Description
The DataFrame.convert_dtypes
method returns the same dataframe (with potentially updated dtypes in certain columns), but because of the internal use of concat
, it doesn't necessarily preserve the class type of the dataframe for subclasses.
Noticed this in GeoPandas: geopandas/geopandas#1870
This stems from the fact that the dataframe is basically decomposed into columns (Series), and then those are combined again into a DataFrame with concat
. But at that point, you are concatting Series objects, and concat doesn't know anymore about the original dataframe class. Personally, I would say that the use of concat
here is an implementation detail, and that convert_dtypes
could easily preserve the original class of the calling dataframe.

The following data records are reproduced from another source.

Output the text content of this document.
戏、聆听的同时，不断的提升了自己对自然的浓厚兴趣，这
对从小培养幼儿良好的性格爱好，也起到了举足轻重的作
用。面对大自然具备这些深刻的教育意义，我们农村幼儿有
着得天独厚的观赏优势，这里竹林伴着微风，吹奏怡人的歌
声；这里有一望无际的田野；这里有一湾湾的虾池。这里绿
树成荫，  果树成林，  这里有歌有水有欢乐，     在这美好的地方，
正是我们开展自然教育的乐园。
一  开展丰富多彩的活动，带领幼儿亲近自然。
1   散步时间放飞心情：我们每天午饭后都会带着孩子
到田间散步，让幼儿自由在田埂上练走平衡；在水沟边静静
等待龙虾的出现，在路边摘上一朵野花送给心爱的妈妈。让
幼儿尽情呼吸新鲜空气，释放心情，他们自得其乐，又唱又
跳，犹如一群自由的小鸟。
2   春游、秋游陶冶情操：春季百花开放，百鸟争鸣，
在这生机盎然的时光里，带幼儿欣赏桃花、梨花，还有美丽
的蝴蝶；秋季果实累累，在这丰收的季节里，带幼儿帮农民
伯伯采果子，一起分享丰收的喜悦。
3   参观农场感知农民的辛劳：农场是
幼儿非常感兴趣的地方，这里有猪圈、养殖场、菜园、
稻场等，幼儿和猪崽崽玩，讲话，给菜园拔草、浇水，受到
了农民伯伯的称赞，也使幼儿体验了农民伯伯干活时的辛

Small reproducer without geopandas:
class SubclassedDataFrame(DataFrame):
@property
def _constructor(self):
return SubclassedDataFrame
In [51]: df = SubclassedDataFrame({'a': [1, 2, 3]})
In [52]: type(df)
Out[52]: __main__.SubclassedDataFrame
In [53]: type(df.convert_dtypes())
Out[53]: pandas.core.frame.DataFrame
Note I am not using pd._testing.SubclassedDataFrame
since for this subclass, each column is also a SubclassesSeries, and then concat
will actually preserve the subclass.